It’s taken me a few days to get to this one, but I read the blog of New York Law School Associate Professor James Grimmelmann where he analyzes the NebuAd controversy. In his analysis, he comes up with a fascinating point that what they are doing may constitute copyright and trademark infringement, in addition to the privacy issues already raised last week.
Quick catch up since I’ve not written about this before: NebuAd makes deals with ISPs to serve ads to users based on the Web pages they visit. They use cookies on the users computer and monitor web-browsing habits using Deep packet inspection. This raises severe privacy concerns because ISPs know every Web site that users visit and all of their search queries. This clickstream data often provides enough information to figure out their identities.
Professor Grimmelman’s raises issues that go way beyond privacy and into the realm of potential lawsuits. Page content is copyrighted and many elements are trademarked. ISPs are shielded from copyright liability by law, but one of the conditions of this immunity is that “the material is transmitted through the system or network without modification of its content.” He even says that advertisers might be liable if they knew (imagine making a buy and not knowing how it’s being served - it’s probably in their sales pitch) what NebuAd was doing for them.

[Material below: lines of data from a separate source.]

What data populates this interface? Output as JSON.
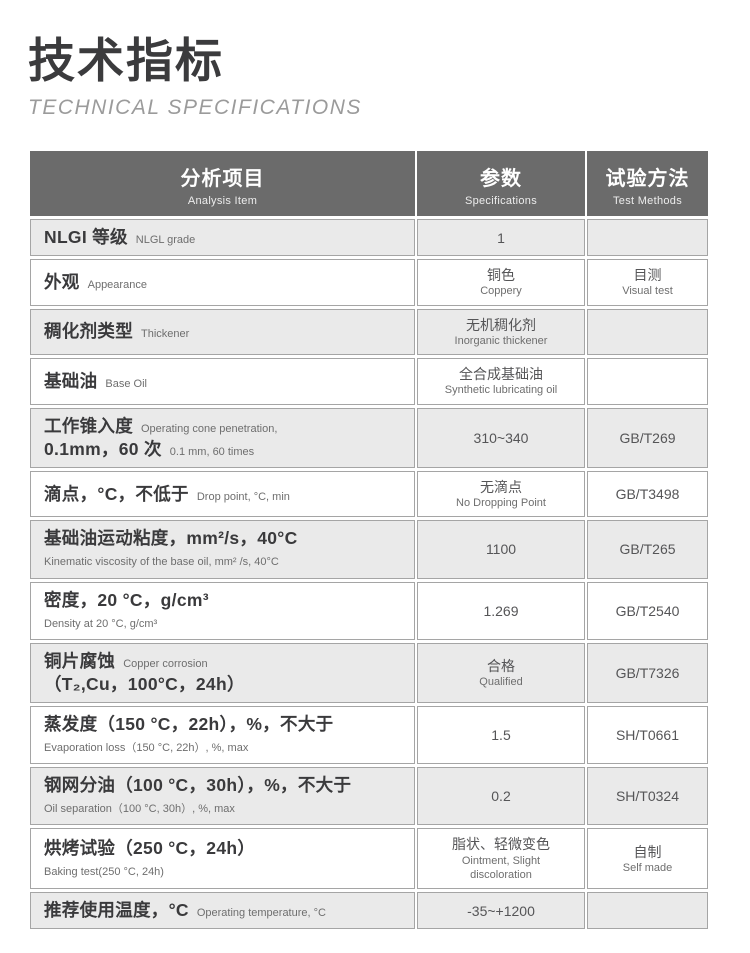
{
  "page": {
    "title": "技术指标",
    "subtitle": "TECHNICAL SPECIFICATIONS"
  },
  "colors": {
    "header_bg": "#6b6b6b",
    "header_text": "#ffffff",
    "row_shade": "#eaeaea",
    "row_plain": "#ffffff",
    "cell_border": "#a5a5a5",
    "title_text": "#3b3b3d",
    "subtitle_text": "#9b9b9b"
  },
  "table": {
    "columns": [
      {
        "zh": "分析项目",
        "en": "Analysis Item"
      },
      {
        "zh": "参数",
        "en": "Specifications"
      },
      {
        "zh": "试验方法",
        "en": "Test Methods"
      }
    ],
    "rows": [
      {
        "item_lines": [
          {
            "zh": "NLGI 等级",
            "en": "NLGL grade"
          }
        ],
        "spec_lines": [
          "1"
        ],
        "method_lines": []
      },
      {
        "item_lines": [
          {
            "zh": "外观",
            "en": "Appearance"
          }
        ],
        "spec_lines": [
          "铜色",
          "Coppery"
        ],
        "method_lines": [
          "目测",
          "Visual test"
        ]
      },
      {
        "item_lines": [
          {
            "zh": "稠化剂类型",
            "en": "Thickener"
          }
        ],
        "spec_lines": [
          "无机稠化剂",
          "Inorganic thickener"
        ],
        "method_lines": []
      },
      {
        "item_lines": [
          {
            "zh": "基础油",
            "en": "Base Oil"
          }
        ],
        "spec_lines": [
          "全合成基础油",
          "Synthetic lubricating oil"
        ],
        "method_lines": []
      },
      {
        "item_lines": [
          {
            "zh": "工作锥入度",
            "en": "Operating cone penetration,"
          },
          {
            "zh": "0.1mm，60 次",
            "en": "0.1 mm, 60 times"
          }
        ],
        "spec_lines": [
          "310~340"
        ],
        "method_lines": [
          "GB/T269"
        ]
      },
      {
        "item_lines": [
          {
            "zh": "滴点，°C，不低于",
            "en": "Drop point, °C, min"
          }
        ],
        "spec_lines": [
          "无滴点",
          "No Dropping Point"
        ],
        "method_lines": [
          "GB/T3498"
        ]
      },
      {
        "item_lines": [
          {
            "zh": "基础油运动粘度，mm²/s，40°C",
            "en": ""
          },
          {
            "zh": "",
            "en": "Kinematic viscosity of the base oil, mm² /s, 40°C"
          }
        ],
        "spec_lines": [
          "1100"
        ],
        "method_lines": [
          "GB/T265"
        ]
      },
      {
        "item_lines": [
          {
            "zh": "密度，20 °C，g/cm³",
            "en": ""
          },
          {
            "zh": "",
            "en": "Density at 20 °C, g/cm³"
          }
        ],
        "spec_lines": [
          "1.269"
        ],
        "method_lines": [
          "GB/T2540"
        ]
      },
      {
        "item_lines": [
          {
            "zh": "铜片腐蚀",
            "en": "Copper corrosion"
          },
          {
            "zh": "（T₂,Cu，100°C，24h）",
            "en": ""
          }
        ],
        "spec_lines": [
          "合格",
          "Qualified"
        ],
        "method_lines": [
          "GB/T7326"
        ]
      },
      {
        "item_lines": [
          {
            "zh": "蒸发度（150 °C，22h），%，不大于",
            "en": ""
          },
          {
            "zh": "",
            "en": "Evaporation loss（150 °C, 22h）, %, max"
          }
        ],
        "spec_lines": [
          "1.5"
        ],
        "method_lines": [
          "SH/T0661"
        ]
      },
      {
        "item_lines": [
          {
            "zh": "钢网分油（100 °C，30h），%，不大于",
            "en": ""
          },
          {
            "zh": "",
            "en": "Oil separation（100 °C, 30h）, %, max"
          }
        ],
        "spec_lines": [
          "0.2"
        ],
        "method_lines": [
          "SH/T0324"
        ]
      },
      {
        "item_lines": [
          {
            "zh": "烘烤试验（250 °C，24h）",
            "en": ""
          },
          {
            "zh": "",
            "en": "Baking test(250 °C, 24h)"
          }
        ],
        "spec_lines": [
          "脂状、轻微变色",
          "Ointment, Slight",
          "discoloration"
        ],
        "method_lines": [
          "自制",
          "Self made"
        ]
      },
      {
        "item_lines": [
          {
            "zh": "推荐使用温度，°C",
            "en": "Operating temperature, °C"
          }
        ],
        "spec_lines": [
          "-35~+1200"
        ],
        "method_lines": []
      }
    ]
  }
}
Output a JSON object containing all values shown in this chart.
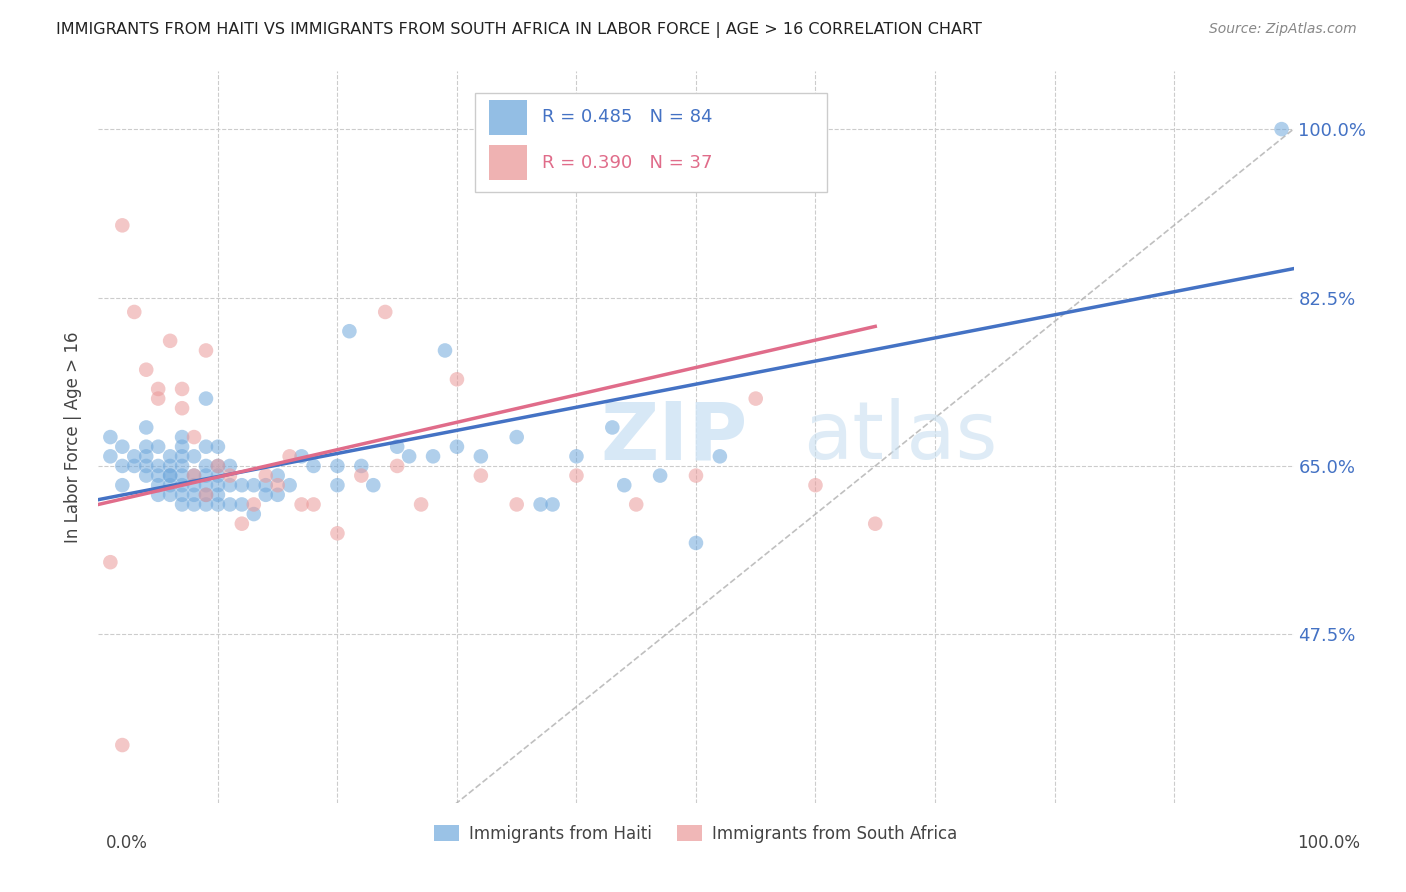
{
  "title": "IMMIGRANTS FROM HAITI VS IMMIGRANTS FROM SOUTH AFRICA IN LABOR FORCE | AGE > 16 CORRELATION CHART",
  "source": "Source: ZipAtlas.com",
  "ylabel": "In Labor Force | Age > 16",
  "ytick_vals": [
    0.475,
    0.65,
    0.825,
    1.0
  ],
  "ytick_labels": [
    "47.5%",
    "65.0%",
    "82.5%",
    "100.0%"
  ],
  "xlim": [
    0.0,
    1.0
  ],
  "ylim": [
    0.3,
    1.06
  ],
  "legend_r1": "R = 0.485",
  "legend_n1": "N = 84",
  "legend_r2": "R = 0.390",
  "legend_n2": "N = 37",
  "haiti_color": "#6fa8dc",
  "sa_color": "#ea9999",
  "haiti_line_color": "#4472c4",
  "sa_line_color": "#e06c8a",
  "diag_line_color": "#b0b0b0",
  "background_color": "#ffffff",
  "watermark_zip": "ZIP",
  "watermark_atlas": "atlas",
  "haiti_line_x0": 0.0,
  "haiti_line_y0": 0.615,
  "haiti_line_x1": 1.0,
  "haiti_line_y1": 0.855,
  "sa_line_x0": 0.0,
  "sa_line_y0": 0.61,
  "sa_line_x1": 0.65,
  "sa_line_y1": 0.795,
  "haiti_scatter_x": [
    0.01,
    0.01,
    0.02,
    0.02,
    0.02,
    0.03,
    0.03,
    0.04,
    0.04,
    0.04,
    0.04,
    0.04,
    0.05,
    0.05,
    0.05,
    0.05,
    0.05,
    0.06,
    0.06,
    0.06,
    0.06,
    0.06,
    0.06,
    0.07,
    0.07,
    0.07,
    0.07,
    0.07,
    0.07,
    0.07,
    0.07,
    0.08,
    0.08,
    0.08,
    0.08,
    0.08,
    0.09,
    0.09,
    0.09,
    0.09,
    0.09,
    0.09,
    0.09,
    0.1,
    0.1,
    0.1,
    0.1,
    0.1,
    0.1,
    0.11,
    0.11,
    0.11,
    0.12,
    0.12,
    0.13,
    0.13,
    0.14,
    0.14,
    0.15,
    0.15,
    0.16,
    0.17,
    0.18,
    0.2,
    0.2,
    0.21,
    0.22,
    0.23,
    0.25,
    0.26,
    0.28,
    0.29,
    0.3,
    0.32,
    0.35,
    0.37,
    0.38,
    0.4,
    0.43,
    0.44,
    0.47,
    0.5,
    0.52,
    0.99
  ],
  "haiti_scatter_y": [
    0.66,
    0.68,
    0.63,
    0.65,
    0.67,
    0.65,
    0.66,
    0.64,
    0.65,
    0.66,
    0.67,
    0.69,
    0.62,
    0.63,
    0.64,
    0.65,
    0.67,
    0.62,
    0.63,
    0.64,
    0.64,
    0.65,
    0.66,
    0.61,
    0.62,
    0.63,
    0.64,
    0.65,
    0.66,
    0.67,
    0.68,
    0.61,
    0.62,
    0.63,
    0.64,
    0.66,
    0.61,
    0.62,
    0.63,
    0.64,
    0.65,
    0.67,
    0.72,
    0.61,
    0.62,
    0.63,
    0.64,
    0.65,
    0.67,
    0.61,
    0.63,
    0.65,
    0.61,
    0.63,
    0.6,
    0.63,
    0.62,
    0.63,
    0.62,
    0.64,
    0.63,
    0.66,
    0.65,
    0.63,
    0.65,
    0.79,
    0.65,
    0.63,
    0.67,
    0.66,
    0.66,
    0.77,
    0.67,
    0.66,
    0.68,
    0.61,
    0.61,
    0.66,
    0.69,
    0.63,
    0.64,
    0.57,
    0.66,
    1.0
  ],
  "sa_scatter_x": [
    0.01,
    0.02,
    0.03,
    0.04,
    0.05,
    0.05,
    0.06,
    0.07,
    0.07,
    0.08,
    0.08,
    0.09,
    0.09,
    0.1,
    0.11,
    0.12,
    0.13,
    0.14,
    0.15,
    0.16,
    0.17,
    0.18,
    0.2,
    0.22,
    0.24,
    0.25,
    0.27,
    0.3,
    0.32,
    0.35,
    0.4,
    0.45,
    0.5,
    0.55,
    0.6,
    0.65,
    0.02
  ],
  "sa_scatter_y": [
    0.55,
    0.9,
    0.81,
    0.75,
    0.72,
    0.73,
    0.78,
    0.71,
    0.73,
    0.64,
    0.68,
    0.62,
    0.77,
    0.65,
    0.64,
    0.59,
    0.61,
    0.64,
    0.63,
    0.66,
    0.61,
    0.61,
    0.58,
    0.64,
    0.81,
    0.65,
    0.61,
    0.74,
    0.64,
    0.61,
    0.64,
    0.61,
    0.64,
    0.72,
    0.63,
    0.59,
    0.36
  ]
}
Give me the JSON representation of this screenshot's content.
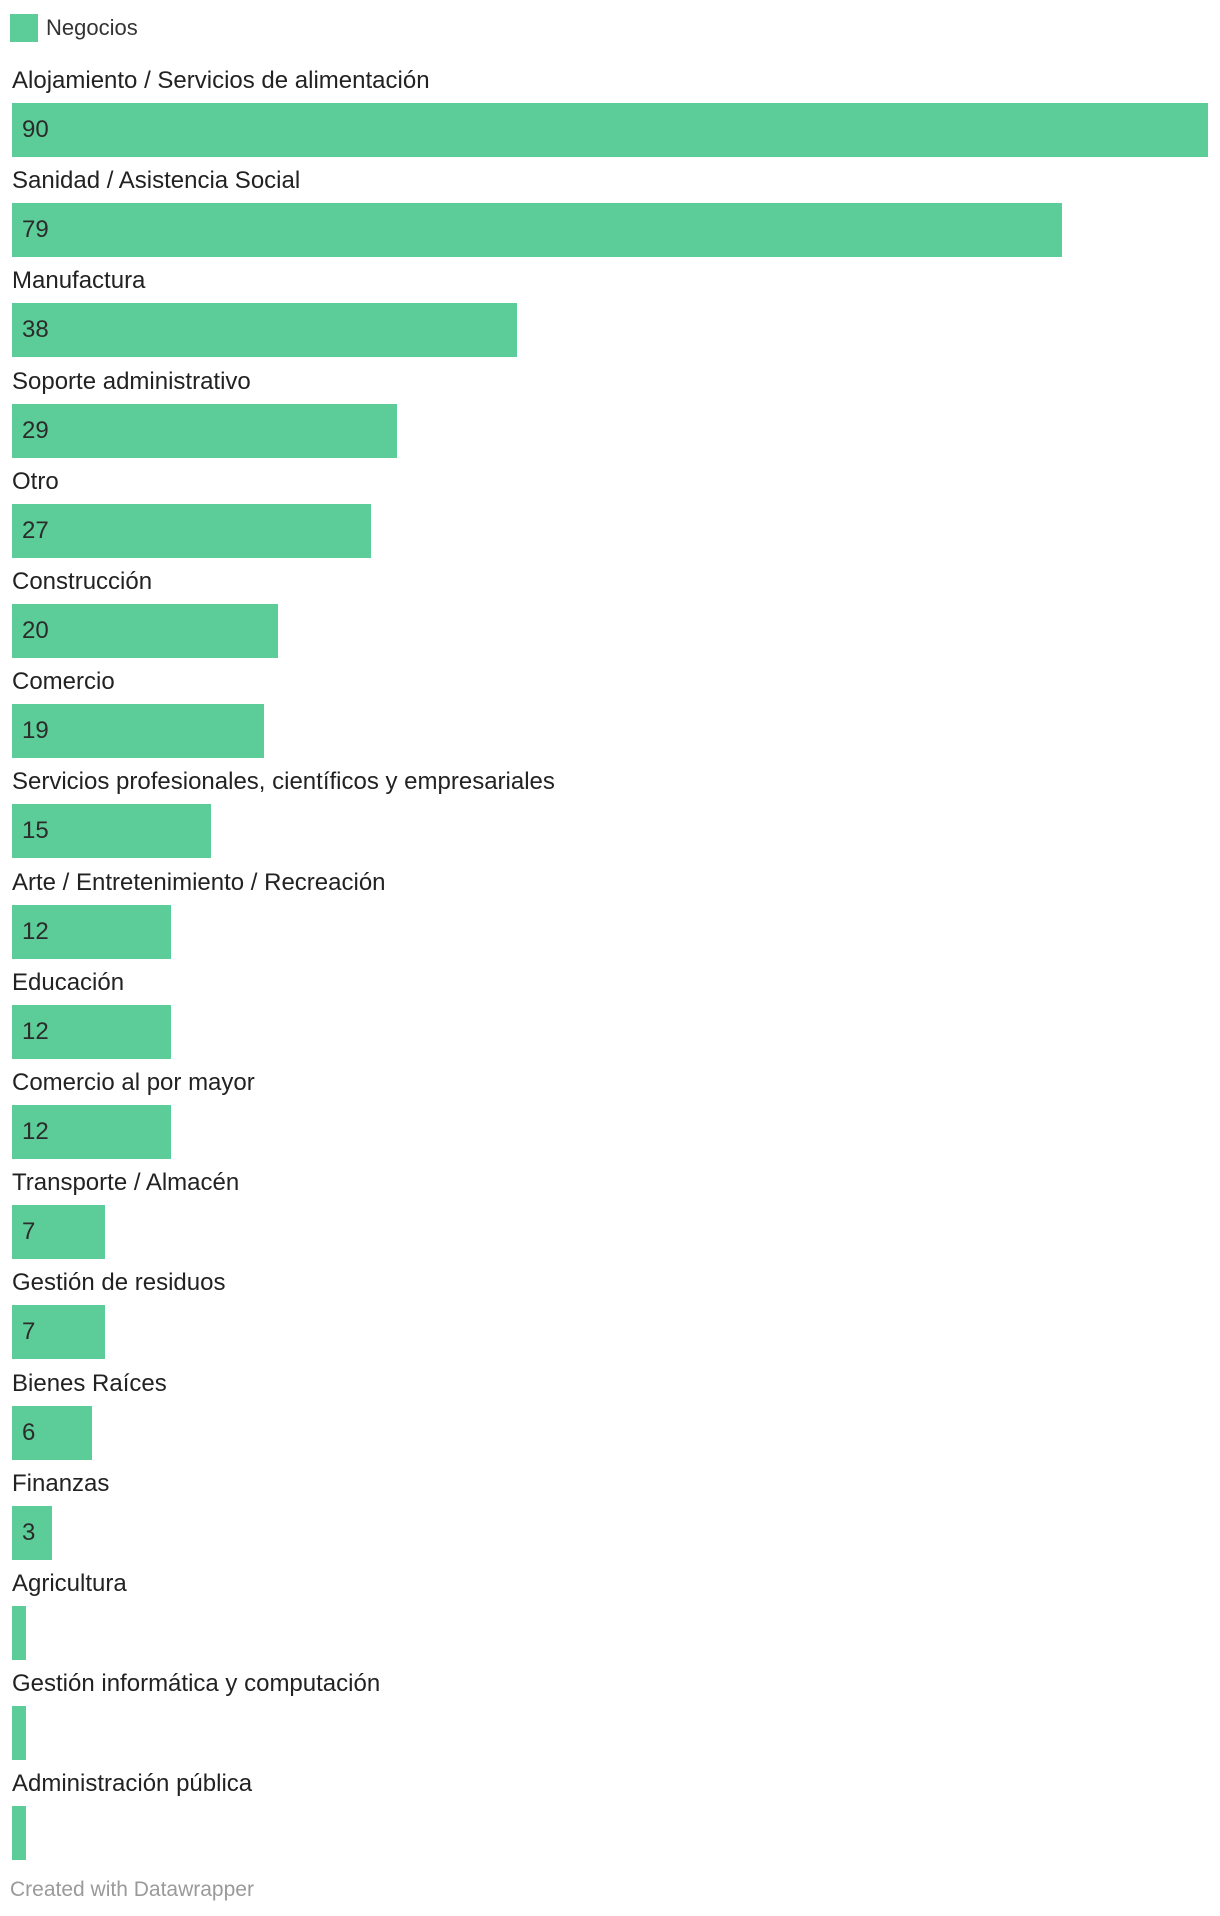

He compares the NebuAd process to serving some other cola to a customer who asks for a “Coke.” He argues that when the NebuAd cookie is injected by your ISP into a page they serve you, that the page is no longer the exact page you asked for. He says ” When your ISP delivers you a page with a NebuAd cookie injected, the statement that this is the page you asked for is false. The ISP is passing off the NebuAd cookie as being from Amazon. It’s not.” This seems like a bit of a stretch to me, but I’m not an intellectual property attorney. He argues that since the cookie is used to sell you goods that it would be close enough to be an issue.
Users can choose to block or allow cookies from specific publishers, but he says that NebuAd’s packet injection “blows away this safeguard. It tricks me into accepting a cookie I wouldn’t have otherwise wanted.” He calls this a “misuse” of the originating site’s trademark.
If NebuAd continues with this business model, there will some interesting cases to watch.